Evanthia Baboula (DPhil, Oxford) is assistant professor in the Department of History in Art at UVic. Her current research is divided between the Ottoman urban topography of southern Greece and cross-cultural exchange in the East Mediterranean. Her publications include "A Town to be envied even by Sultans? Aspects of the Ottoman Presence in Western Greece" (Journal of Modern Hellenism, 2011). She is currently working on the writings of the Byzantine emperor Manuel Palaeologos.
Joe Grossi (PhD, Ohio State University) is assistant professor in the Department of English at UVic. His publications include "Cloistered Lydgate, Commercial Scribe: British Library Harley 2255 Revisited" (Medieval Studies, 2012) and "The Unhidden Piety of Chaucer's 'Seint Cecilie'" (The Chaucer Review, 2002). He is currently working on a monograph entitled A Liminal Kingdom: East Anglia in the Anglo-Saxon Literary Imagination.
Iain Higgins (PhD, Harvard) is professor in the Department of English at UVic. His teaching and research interests include later medieval literature in Scotland, England and France. His The Book of John Mandeville, with Related Texts (2011) was awarded an honourable mention by the Modern Language Association of America in the Scaglione Prize for an Outstanding Translation of a Literary Work.

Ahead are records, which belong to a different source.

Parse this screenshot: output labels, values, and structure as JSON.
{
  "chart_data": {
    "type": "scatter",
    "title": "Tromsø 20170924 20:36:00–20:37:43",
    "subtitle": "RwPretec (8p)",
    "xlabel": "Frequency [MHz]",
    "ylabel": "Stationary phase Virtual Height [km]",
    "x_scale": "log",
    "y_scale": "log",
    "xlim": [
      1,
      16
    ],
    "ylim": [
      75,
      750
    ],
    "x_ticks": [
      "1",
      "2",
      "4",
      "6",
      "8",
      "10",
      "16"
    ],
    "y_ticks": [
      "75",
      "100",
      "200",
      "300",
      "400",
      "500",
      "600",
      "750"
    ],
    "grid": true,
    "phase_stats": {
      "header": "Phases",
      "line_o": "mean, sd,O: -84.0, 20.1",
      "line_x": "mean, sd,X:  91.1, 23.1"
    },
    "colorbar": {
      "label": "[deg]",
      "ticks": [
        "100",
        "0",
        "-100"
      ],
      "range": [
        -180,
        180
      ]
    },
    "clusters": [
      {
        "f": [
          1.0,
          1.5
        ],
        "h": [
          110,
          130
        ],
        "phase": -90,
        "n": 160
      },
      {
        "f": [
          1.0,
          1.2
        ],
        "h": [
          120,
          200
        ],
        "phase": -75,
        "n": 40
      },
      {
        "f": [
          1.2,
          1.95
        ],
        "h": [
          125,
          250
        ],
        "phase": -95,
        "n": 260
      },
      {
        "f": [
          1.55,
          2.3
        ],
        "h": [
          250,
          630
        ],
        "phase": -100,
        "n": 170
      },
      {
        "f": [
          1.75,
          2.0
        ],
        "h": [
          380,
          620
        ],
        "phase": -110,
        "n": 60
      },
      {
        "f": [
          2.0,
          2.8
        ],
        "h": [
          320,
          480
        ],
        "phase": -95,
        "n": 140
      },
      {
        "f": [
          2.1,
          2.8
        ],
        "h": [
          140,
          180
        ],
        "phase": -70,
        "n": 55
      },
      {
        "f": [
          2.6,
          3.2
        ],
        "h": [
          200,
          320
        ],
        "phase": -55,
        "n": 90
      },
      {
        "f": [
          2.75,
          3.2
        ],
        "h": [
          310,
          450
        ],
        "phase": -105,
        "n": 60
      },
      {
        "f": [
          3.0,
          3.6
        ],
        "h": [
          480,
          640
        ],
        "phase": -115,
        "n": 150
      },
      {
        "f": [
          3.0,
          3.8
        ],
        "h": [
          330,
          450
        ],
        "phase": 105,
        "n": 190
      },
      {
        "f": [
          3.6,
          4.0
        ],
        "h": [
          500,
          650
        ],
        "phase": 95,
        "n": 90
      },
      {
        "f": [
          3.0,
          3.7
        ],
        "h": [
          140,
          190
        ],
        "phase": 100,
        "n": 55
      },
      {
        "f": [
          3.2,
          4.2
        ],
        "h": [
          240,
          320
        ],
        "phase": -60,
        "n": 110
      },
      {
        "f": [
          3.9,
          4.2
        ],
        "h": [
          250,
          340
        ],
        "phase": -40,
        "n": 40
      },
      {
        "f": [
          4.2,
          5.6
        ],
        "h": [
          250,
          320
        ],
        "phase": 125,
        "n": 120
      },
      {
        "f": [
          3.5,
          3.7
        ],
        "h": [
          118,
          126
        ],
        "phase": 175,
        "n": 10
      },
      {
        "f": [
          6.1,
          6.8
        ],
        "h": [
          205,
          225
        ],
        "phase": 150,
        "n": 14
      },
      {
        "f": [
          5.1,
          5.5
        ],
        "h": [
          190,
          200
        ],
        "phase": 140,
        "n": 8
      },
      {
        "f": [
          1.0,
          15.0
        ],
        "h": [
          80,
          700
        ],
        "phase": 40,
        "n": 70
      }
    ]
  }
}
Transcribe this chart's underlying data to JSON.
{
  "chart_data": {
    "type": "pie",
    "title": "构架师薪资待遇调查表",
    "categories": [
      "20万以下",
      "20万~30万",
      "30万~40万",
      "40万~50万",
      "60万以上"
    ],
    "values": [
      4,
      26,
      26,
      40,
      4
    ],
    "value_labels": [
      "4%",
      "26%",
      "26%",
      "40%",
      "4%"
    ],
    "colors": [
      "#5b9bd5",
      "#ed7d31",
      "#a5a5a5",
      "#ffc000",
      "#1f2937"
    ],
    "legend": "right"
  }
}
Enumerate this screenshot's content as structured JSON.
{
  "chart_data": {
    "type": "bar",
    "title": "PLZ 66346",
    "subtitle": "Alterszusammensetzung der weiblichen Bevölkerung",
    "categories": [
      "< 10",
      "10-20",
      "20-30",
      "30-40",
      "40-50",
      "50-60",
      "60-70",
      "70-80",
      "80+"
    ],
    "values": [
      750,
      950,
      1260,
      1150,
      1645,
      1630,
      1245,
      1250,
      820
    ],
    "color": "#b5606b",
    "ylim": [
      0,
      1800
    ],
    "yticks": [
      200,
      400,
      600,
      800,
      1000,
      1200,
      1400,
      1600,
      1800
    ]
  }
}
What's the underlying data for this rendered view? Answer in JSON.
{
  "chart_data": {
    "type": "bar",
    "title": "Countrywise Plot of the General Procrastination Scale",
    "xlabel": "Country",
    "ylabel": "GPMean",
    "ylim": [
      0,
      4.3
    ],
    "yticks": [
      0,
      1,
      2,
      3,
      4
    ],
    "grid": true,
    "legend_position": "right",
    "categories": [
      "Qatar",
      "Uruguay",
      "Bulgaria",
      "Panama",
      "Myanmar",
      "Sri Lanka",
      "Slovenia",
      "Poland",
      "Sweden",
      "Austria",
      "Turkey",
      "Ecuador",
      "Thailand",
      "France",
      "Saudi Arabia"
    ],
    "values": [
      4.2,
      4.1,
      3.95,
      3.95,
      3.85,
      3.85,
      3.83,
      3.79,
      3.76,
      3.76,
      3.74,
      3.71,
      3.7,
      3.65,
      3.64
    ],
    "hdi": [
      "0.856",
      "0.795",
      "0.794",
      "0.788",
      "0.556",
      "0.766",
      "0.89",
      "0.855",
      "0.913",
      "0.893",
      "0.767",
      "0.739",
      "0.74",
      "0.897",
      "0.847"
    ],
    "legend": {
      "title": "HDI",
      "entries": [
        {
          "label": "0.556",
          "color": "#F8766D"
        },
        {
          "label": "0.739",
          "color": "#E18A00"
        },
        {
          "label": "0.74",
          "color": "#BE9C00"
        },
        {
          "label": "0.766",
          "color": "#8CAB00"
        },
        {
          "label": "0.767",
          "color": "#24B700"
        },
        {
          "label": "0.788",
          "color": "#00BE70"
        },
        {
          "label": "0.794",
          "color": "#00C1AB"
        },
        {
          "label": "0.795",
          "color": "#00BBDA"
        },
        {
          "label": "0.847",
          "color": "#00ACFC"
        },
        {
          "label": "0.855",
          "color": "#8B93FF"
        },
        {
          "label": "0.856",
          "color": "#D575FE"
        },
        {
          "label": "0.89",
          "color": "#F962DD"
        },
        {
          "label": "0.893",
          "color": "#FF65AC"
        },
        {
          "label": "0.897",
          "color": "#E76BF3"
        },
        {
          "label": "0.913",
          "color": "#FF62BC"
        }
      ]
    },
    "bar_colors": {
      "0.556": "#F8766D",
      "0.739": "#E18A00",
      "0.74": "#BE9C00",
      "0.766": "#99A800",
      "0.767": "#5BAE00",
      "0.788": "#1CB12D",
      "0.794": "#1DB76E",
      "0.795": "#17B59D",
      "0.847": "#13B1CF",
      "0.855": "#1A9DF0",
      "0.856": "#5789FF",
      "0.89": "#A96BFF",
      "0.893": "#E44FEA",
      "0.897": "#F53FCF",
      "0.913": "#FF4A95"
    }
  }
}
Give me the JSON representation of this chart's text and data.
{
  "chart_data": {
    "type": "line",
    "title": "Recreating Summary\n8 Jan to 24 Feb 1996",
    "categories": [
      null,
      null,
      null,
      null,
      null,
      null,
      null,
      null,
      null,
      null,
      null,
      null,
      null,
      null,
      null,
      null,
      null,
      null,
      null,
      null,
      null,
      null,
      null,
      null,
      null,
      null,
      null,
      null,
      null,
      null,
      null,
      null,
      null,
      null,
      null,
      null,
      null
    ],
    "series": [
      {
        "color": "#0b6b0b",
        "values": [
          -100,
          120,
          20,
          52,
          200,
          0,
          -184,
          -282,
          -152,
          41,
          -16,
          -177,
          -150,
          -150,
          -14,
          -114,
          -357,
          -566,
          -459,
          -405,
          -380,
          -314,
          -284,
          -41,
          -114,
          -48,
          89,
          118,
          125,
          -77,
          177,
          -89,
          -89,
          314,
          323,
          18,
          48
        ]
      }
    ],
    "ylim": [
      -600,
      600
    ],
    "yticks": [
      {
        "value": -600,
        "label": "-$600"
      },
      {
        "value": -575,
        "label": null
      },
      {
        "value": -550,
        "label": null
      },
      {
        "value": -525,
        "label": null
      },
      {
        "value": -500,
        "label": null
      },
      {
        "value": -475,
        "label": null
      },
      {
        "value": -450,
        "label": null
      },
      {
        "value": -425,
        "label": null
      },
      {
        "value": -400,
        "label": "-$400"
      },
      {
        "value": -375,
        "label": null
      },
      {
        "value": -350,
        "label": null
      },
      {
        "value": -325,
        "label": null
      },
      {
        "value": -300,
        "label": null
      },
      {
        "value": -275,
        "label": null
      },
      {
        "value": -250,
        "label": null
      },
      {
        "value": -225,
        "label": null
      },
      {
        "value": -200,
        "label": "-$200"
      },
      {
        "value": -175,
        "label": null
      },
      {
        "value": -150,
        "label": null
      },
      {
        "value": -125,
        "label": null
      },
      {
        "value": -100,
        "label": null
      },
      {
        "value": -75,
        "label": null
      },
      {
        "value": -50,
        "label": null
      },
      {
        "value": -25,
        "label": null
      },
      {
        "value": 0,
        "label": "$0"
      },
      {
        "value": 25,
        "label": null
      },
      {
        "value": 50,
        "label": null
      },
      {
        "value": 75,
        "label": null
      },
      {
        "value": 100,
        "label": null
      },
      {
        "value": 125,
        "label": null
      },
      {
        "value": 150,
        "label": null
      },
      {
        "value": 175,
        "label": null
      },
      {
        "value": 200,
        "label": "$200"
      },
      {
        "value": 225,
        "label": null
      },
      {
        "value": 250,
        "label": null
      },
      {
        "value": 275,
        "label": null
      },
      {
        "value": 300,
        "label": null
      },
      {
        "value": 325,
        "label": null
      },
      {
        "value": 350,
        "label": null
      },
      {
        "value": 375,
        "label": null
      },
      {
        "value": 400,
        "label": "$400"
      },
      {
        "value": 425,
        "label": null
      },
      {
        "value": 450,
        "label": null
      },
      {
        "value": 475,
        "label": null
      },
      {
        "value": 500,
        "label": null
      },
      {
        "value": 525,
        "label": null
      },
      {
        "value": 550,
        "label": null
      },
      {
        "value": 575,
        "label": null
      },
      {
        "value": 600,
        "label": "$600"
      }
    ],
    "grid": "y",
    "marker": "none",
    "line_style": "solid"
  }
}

Janelle Jenstad (PhD, Queen's University) is associate professor in the Department of English at UVic. She is a textual critic, editor, performance critic and geohumanities scholar. She works on the literature of early modern London, with a special interest in merchants, goldsmiths, the livery companies and civic pageantry. As general editor and coordinator of The Map of Early Modern London (mapoflondon.uvic.ca), she maps cultural documents onto a birds'-eye map of 1560s London.
Marcus Milwright (DPhil, Oxford) is professor of History in Art at UVic and the director of the Medieval Studies Program. His research interests include the art and archaeology of the Islamic Middle East, urban labour and craft practices, cross-cultural contacts in the Mediterranean, and the history of medicine. His publications include Fortress of the Raven (2008) and An Introduction to Islamic Archaeology (2010). He is currently working on a book about the balsam of Matarea, one of the panaceas of the medieval world.
Mariam Rosser-Owen (DPhil, Oxford) is curator of the arts of the Islamic world before 1500 at the Victoria and Albert Museum, London, UK. Her interests encompass the arts of Islamic Spain and North Africa, Islamic portable arts, architectural decoration, and the reception of Islamic art in the late 19th and 20th centuries. Her books include: Islamic Arts from Spain (2010), Revisiting Al-Andalus: Perspectives on the Material Culture of Islamic Iberia and Beyond (co-editor, 2007), and Metalwork and Material Culture in the Islamic World: Art, Craft and Text (co-editor, 2012).